Originally from California, Mateo moved to Berlin in 2003. His artwork usually incorporates old materials that he finds on the street or at local flea-markets in Germany. Upon these box lids, munitions crates, tobacco tins, and street signs, he creates a world that seems to emerge from another time, or perhaps another dimension. His lovable monsters reflect ourselves back at us. Some display curiosity with a tinge of unease, while others have seemingly been caught unawares whilst having an everyday moment. Just about every image seems to tell a story and invites the viewer to imagine what might occur next.
Video of Mateo painting:
I love the way he exaggerate proportions and emphasise volume and movement. The 1900 to 1950′s figures crowd the frame and overlap each other in angular or swirling composition.

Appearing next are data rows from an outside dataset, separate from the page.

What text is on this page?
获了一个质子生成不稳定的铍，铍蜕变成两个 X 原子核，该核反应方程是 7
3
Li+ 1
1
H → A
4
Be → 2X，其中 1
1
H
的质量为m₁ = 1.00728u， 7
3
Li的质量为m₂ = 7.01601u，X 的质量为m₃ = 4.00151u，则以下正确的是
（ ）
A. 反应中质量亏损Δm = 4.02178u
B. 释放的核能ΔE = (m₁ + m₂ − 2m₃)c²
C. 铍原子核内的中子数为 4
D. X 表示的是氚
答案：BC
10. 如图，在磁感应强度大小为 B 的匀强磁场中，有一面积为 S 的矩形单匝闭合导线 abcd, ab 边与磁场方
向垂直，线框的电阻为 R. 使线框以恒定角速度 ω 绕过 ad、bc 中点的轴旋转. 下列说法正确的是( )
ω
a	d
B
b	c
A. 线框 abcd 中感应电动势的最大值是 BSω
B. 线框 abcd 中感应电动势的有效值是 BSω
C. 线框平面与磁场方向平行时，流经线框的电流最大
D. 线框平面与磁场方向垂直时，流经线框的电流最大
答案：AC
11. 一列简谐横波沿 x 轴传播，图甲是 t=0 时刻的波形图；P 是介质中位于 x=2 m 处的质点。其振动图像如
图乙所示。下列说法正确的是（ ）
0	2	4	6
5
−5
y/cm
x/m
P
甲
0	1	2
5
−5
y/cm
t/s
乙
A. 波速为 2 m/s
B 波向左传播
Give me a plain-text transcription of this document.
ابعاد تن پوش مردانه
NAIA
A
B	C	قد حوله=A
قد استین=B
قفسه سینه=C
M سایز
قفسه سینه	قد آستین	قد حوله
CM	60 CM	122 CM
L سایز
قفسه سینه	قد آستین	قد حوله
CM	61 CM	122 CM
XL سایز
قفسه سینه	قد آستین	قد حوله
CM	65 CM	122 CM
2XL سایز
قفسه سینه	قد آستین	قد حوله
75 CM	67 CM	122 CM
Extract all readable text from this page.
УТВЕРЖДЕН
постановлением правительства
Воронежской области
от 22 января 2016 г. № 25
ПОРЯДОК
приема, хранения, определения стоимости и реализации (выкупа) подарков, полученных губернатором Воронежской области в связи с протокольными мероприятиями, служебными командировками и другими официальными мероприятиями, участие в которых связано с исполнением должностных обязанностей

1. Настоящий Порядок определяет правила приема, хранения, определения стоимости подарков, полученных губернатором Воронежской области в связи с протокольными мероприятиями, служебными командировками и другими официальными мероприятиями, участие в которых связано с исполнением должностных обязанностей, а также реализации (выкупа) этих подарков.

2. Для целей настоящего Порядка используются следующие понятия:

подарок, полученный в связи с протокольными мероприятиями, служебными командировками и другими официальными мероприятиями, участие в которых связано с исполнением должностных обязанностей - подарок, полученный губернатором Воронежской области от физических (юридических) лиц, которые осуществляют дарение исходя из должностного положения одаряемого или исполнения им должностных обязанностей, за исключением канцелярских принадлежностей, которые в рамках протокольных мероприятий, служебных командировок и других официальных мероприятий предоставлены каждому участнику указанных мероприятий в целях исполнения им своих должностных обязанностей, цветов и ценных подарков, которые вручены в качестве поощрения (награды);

He says he is often called on to depict scenes of sexual tension or implied violence. To which he added that it did not matter if the subject is serious or pure kitsch, his work is always about human interaction and isolation. I hope you enjoy his work. :)
Born and raised in Seattle/Washington, Stacey tells stories of an early culture, where she explores the relationship between nature and animals. Her brightly coloured and ethnically textured characters give the viewer a sense of nostalgia, seem slightly frightening hidden behind their masks and at the same time appear familiar and inviting. Stacey draws inspiration from cultures all around the world. I love how she portrays her findings in such a fresh and beautiful manner. Have a look at her blog for more folk art.
Quote from the artist: “I began to experiment with fabric and embroidery, and my technique evolves from the figurative pictorial concept to the sewn finish, drawing on the topics full of irony, tortuous relationships, crime and scornful feminine revenge. Since then, my artwork, as well as my graphic design illustrations have been based on this stylistic pattern.” Paula’s Website
I really love the tactile feeling of these sewn illustrations. Note that there are the full pieces and to each piece there is one relating zoomed image which you need to have a look at if you want to get a feeling for her work.